Continuous demand for H2 and O2, two clean and efficient fuels, has created a need to find low-energy routes for producing them. ‘Water-splitting‘ is a chemical reaction wherein water can be broken into its components in a catalyzed process. In practical water splitting, excess potential is required over the thermodynamic limit. This excess is termed ‘overpotential’. An overpotential of 300 mV at a current density of 10 mA cm-2 (h10) benchmarks a good electrocatalyst. The best ones are based on noble metals such as Ru, Ir and Pt. Thus catalysts derived from cheaper metals are required.
Covalent Organic Frameworks (COFs) are materials that resemble graphene, but carry an excellent additional advantage in the form of tunable modular structures and ordered porosity. This enables insertion of specific hetero atoms (N, S, P) via a ‘by design‘ approach, which can ensure stronger interaction with metal based nanoparticles hosted within their pores.
Vaidhyanathan and co-workers, at IISER Pune, have developed COF supported nickel/cobalt based electrocatalysts. Exploiting the modular construction of COF, in one case, Dinesh Mullangi has introduced sp3 nitrogen centers into the COF and this gives rise to a highly crystalline but flexible COF (IISERP-COF2), two structural features that generally do not co-exist. While the periodic insertion of N-atoms in the COF favors strong interaction with the Ni(OH)2 and/or Co(OH)2 nanoparticles (nPs), the flexibility of the COF generates aptly sized pores that confines these compounds into very small nanoparticles. This composite shows exceptional electrocatalytic activity towards oxidizing alkaline water (h10 = 250mV).

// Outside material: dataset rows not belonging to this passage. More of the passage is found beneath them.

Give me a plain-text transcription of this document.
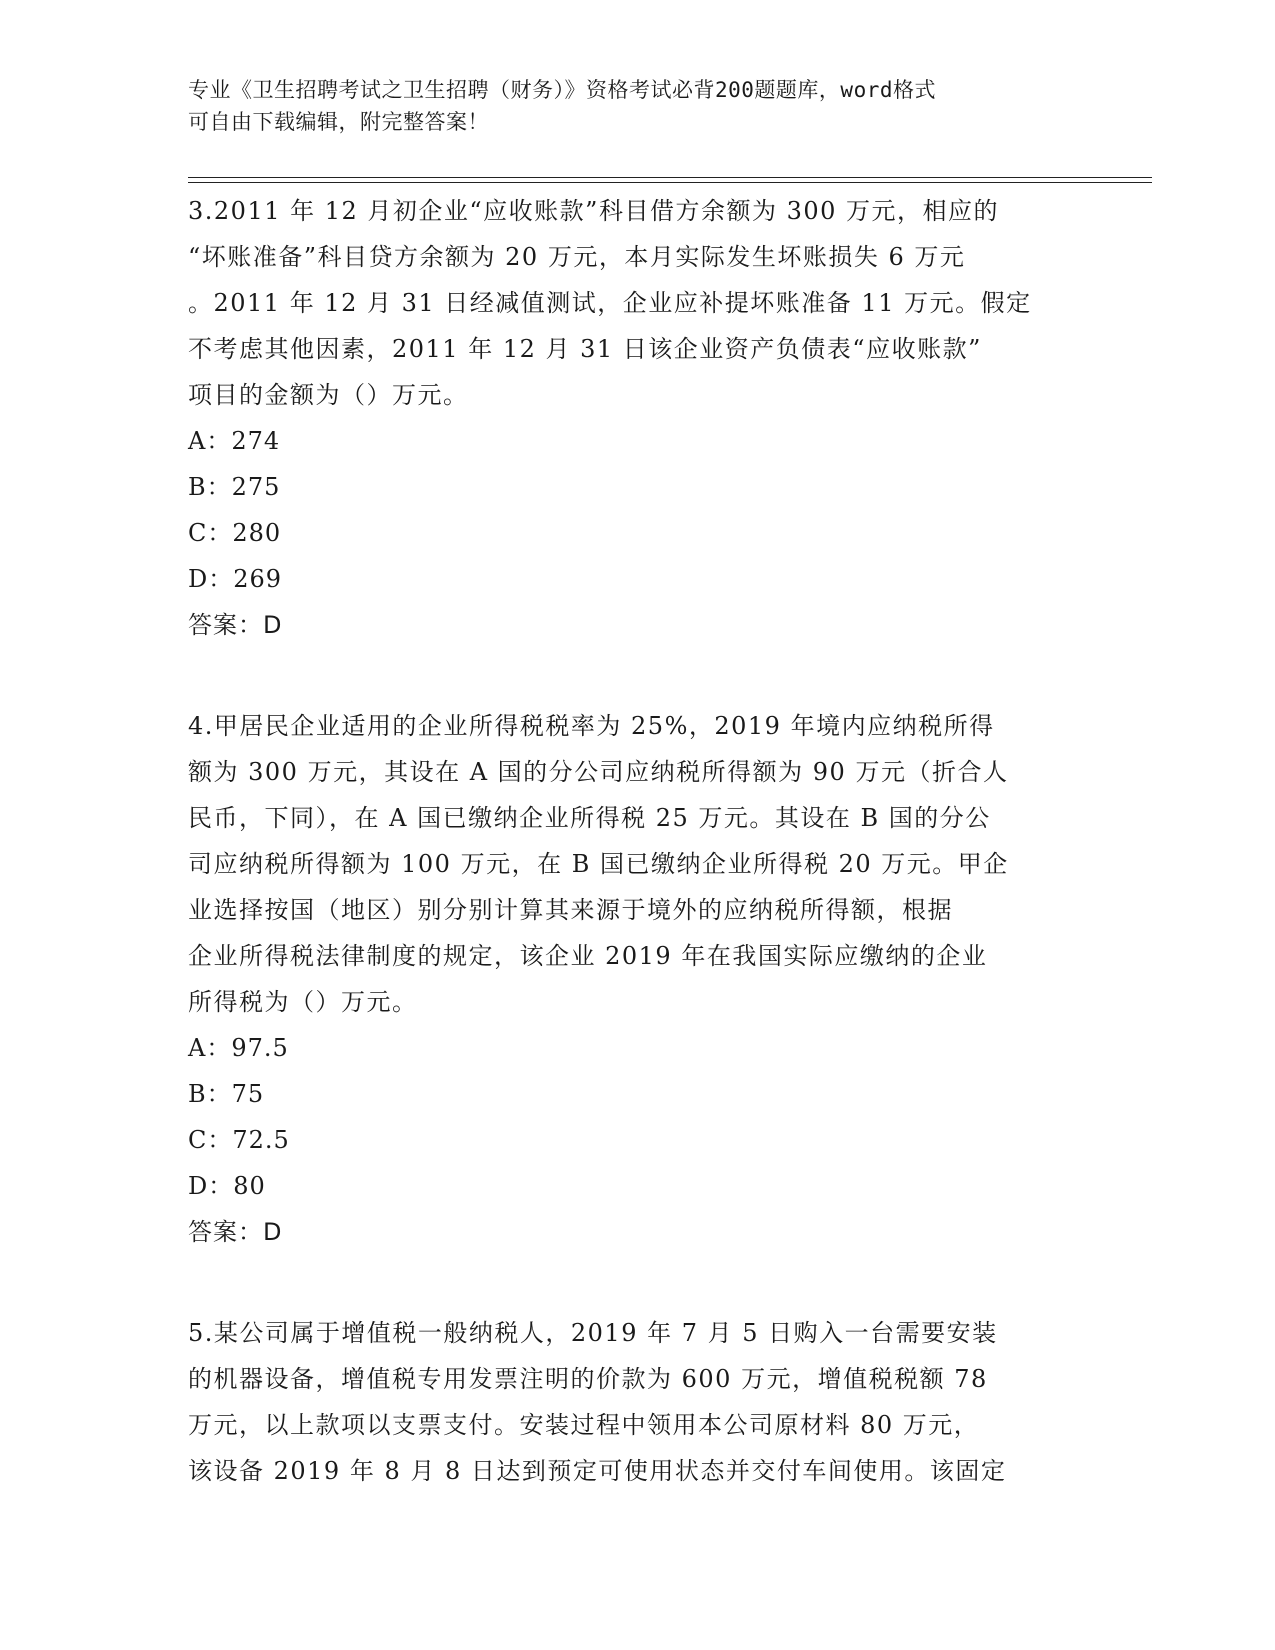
专业《卫生招聘考试之卫生招聘（财务）》资格考试必背200题题库，word格式
可自由下载编辑，附完整答案！
3.2011 年 12 月初企业“应收账款”科目借方余额为 300 万元，相应的
“坏账准备”科目贷方余额为 20 万元，本月实际发生坏账损失 6 万元
。2011 年 12 月 31 日经减值测试，企业应补提坏账准备 11 万元。假定
不考虑其他因素，2011 年 12 月 31 日该企业资产负债表“应收账款”
项目的金额为（）万元。
A：274
B：275
C：280
D：269
答案：D
4.甲居民企业适用的企业所得税税率为 25%，2019 年境内应纳税所得
额为 300 万元，其设在 A 国的分公司应纳税所得额为 90 万元（折合人
民币，下同），在 A 国已缴纳企业所得税 25 万元。其设在 B 国的分公
司应纳税所得额为 100 万元，在 B 国已缴纳企业所得税 20 万元。甲企
业选择按国（地区）别分别计算其来源于境外的应纳税所得额，根据
企业所得税法律制度的规定，该企业 2019 年在我国实际应缴纳的企业
所得税为（）万元。
A：97.5
B：75
C：72.5
D：80
答案：D
5.某公司属于增值税一般纳税人，2019 年 7 月 5 日购入一台需要安装
的机器设备，增值税专用发票注明的价款为 600 万元，增值税税额 78
万元，以上款项以支票支付。安装过程中领用本公司原材料 80 万元，
该设备 2019 年 8 月 8 日达到预定可使用状态并交付车间使用。该固定
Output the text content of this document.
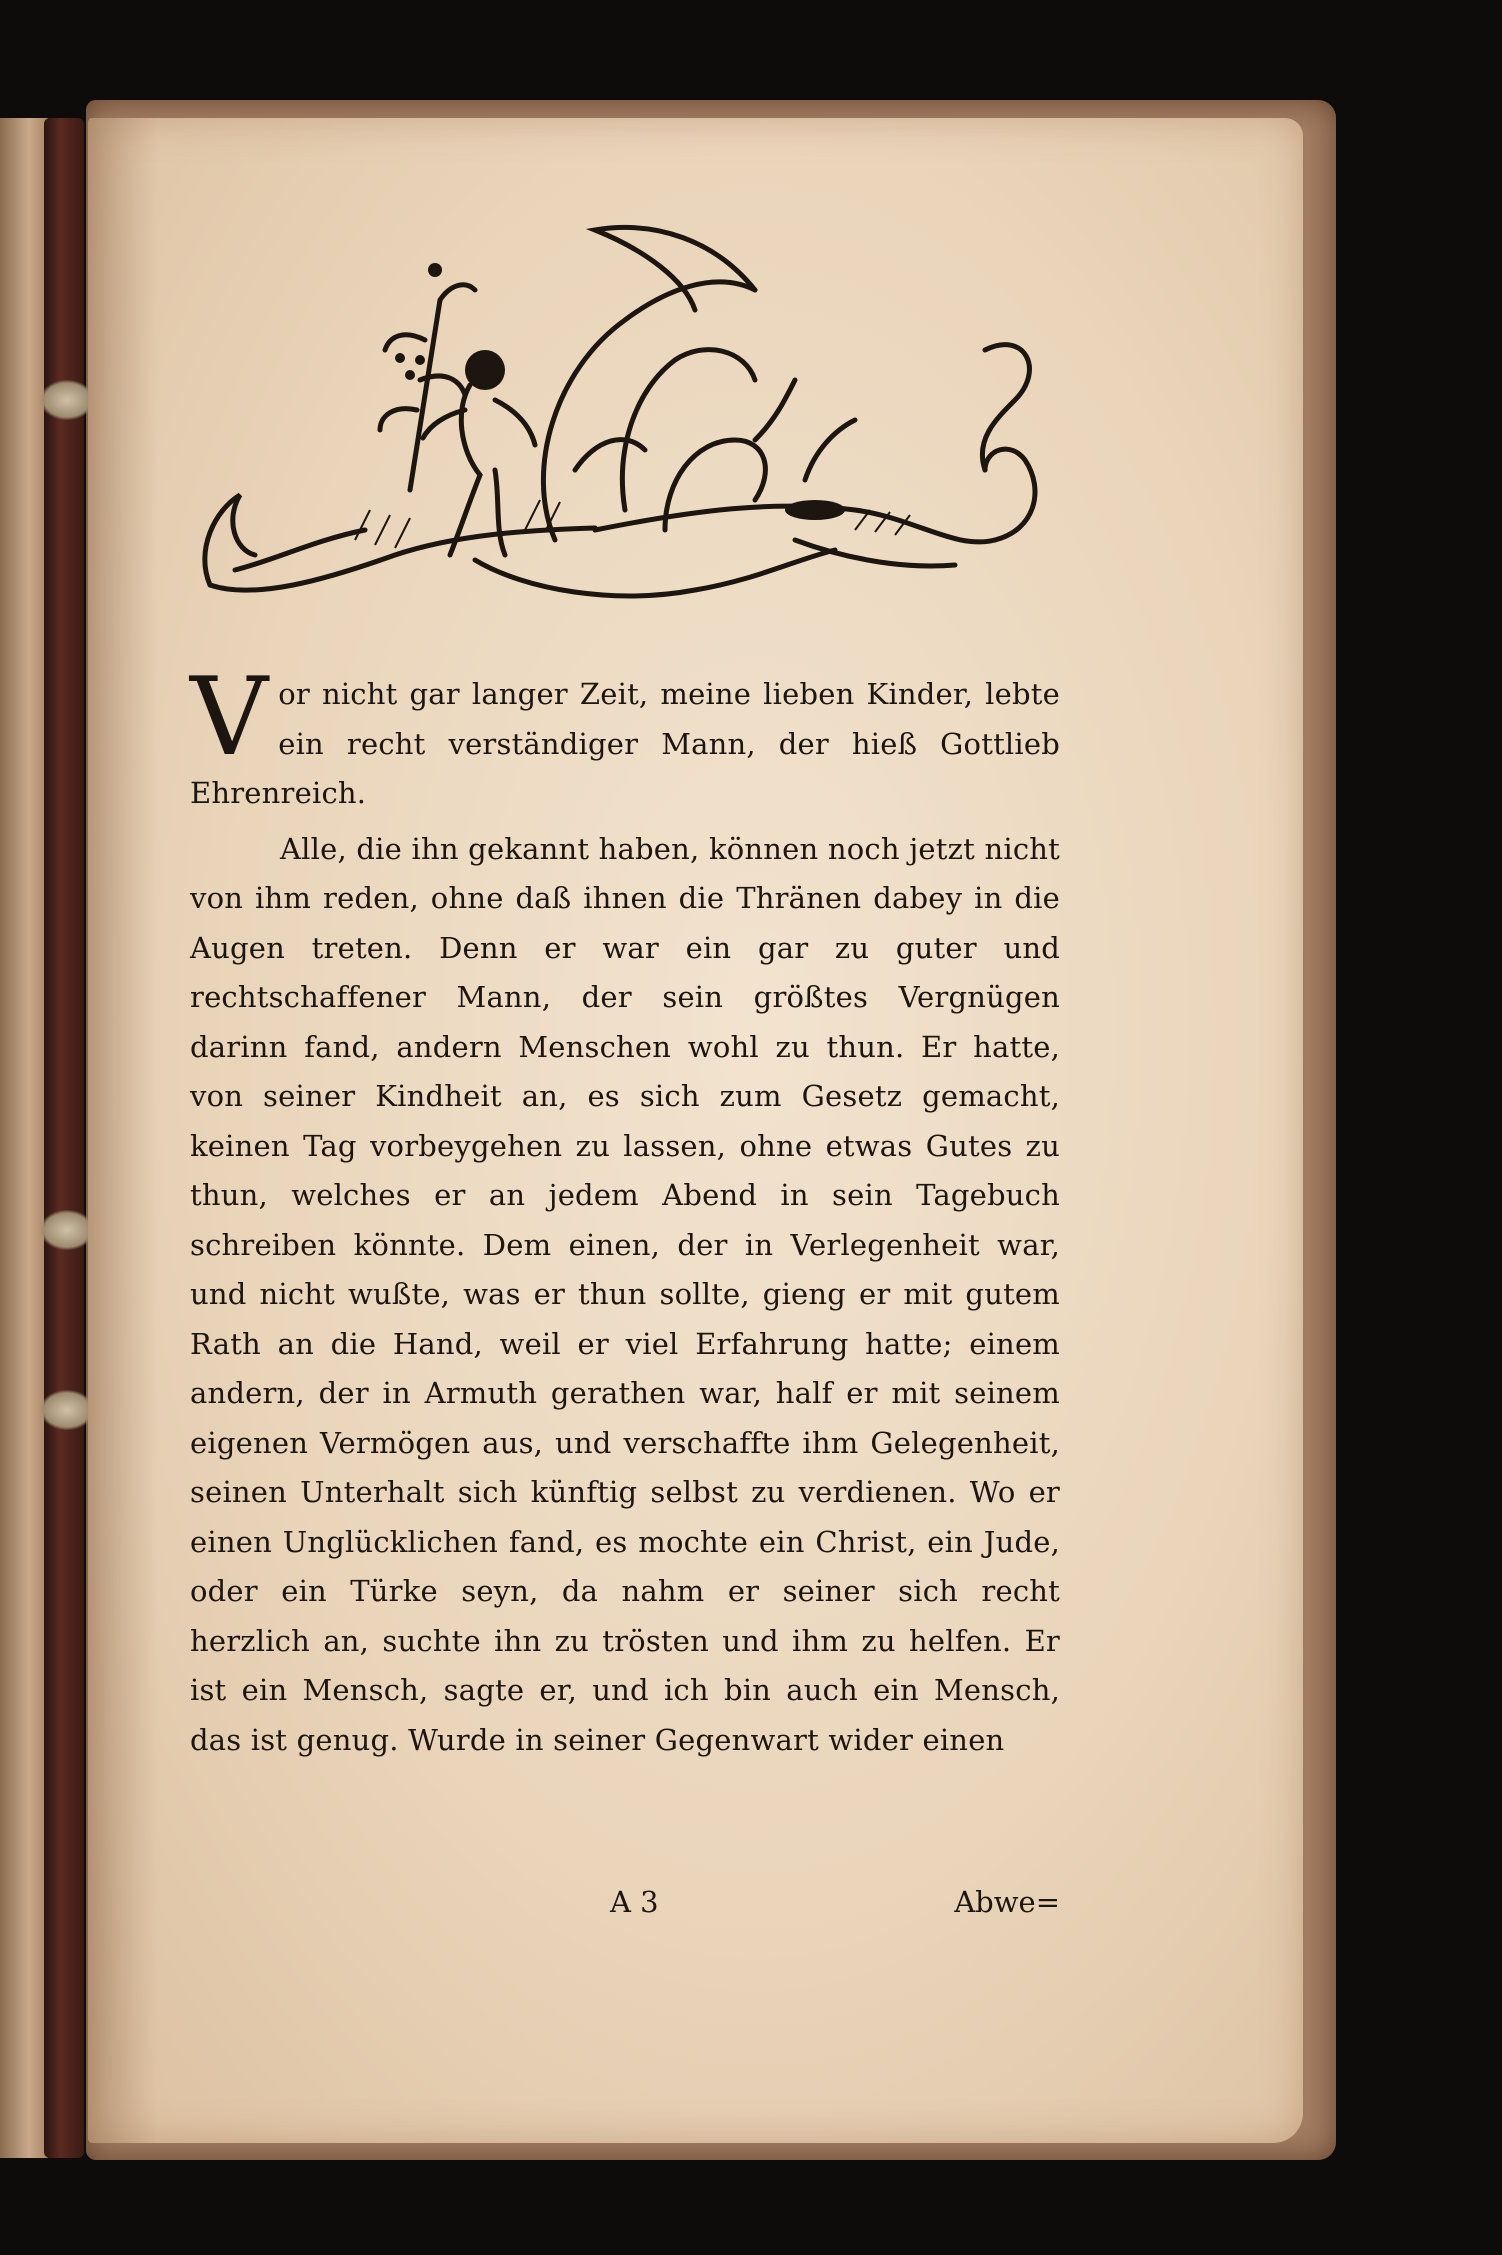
V or nicht gar langer Zeit, meine lieben Kinder, lebte ein recht verständiger Mann, der hieß Gottlieb Ehrenreich.

Alle, die ihn gekannt haben, können noch jetzt nicht von ihm reden, ohne daß ihnen die Thränen dabey in die Augen treten. Denn er war ein gar zu guter und rechtschaffener Mann, der sein größtes Vergnügen darinn fand, andern Menschen wohl zu thun. Er hatte, von seiner Kindheit an, es sich zum Gesetz gemacht, keinen Tag vorbeygehen zu lassen, ohne etwas Gutes zu thun, welches er an jedem Abend in sein Tagebuch schreiben könnte. Dem einen, der in Verlegenheit war, und nicht wußte, was er thun sollte, gieng er mit gutem Rath an die Hand, weil er viel Erfahrung hatte; einem andern, der in Armuth gerathen war, half er mit seinem eigenen Vermögen aus, und verschaffte ihm Gelegenheit, seinen Unterhalt sich künftig selbst zu verdienen. Wo er einen Unglücklichen fand, es mochte ein Christ, ein Jude, oder ein Türke seyn, da nahm er seiner sich recht herzlich an, suchte ihn zu trösten und ihm zu helfen. Er ist ein Mensch, sagte er, und ich bin auch ein Mensch, das ist genug. Wurde in seiner Gegenwart wider einen

A 3	Abwe=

To this target, Shyamapada Nandi designed another COF to have a p-conjugated Benzimidazole based framework (IISERP-COF3). The high degree of conjugation renders this COF as all-organic conducting framework. By nano-confining metallic Ni3N in IISERP-COF3 a right locale is provided for large electronic-synergy between the host and the guest. As anticipated, this material oxidizes water with an even lower overpotential of h10 = 230 mV. The high activity is evident from the record-high amounts of O2 evolved (230 mmol h−1 g−1). This heralds the emergence of COF as apt support for electrocatalytic nanoparticles.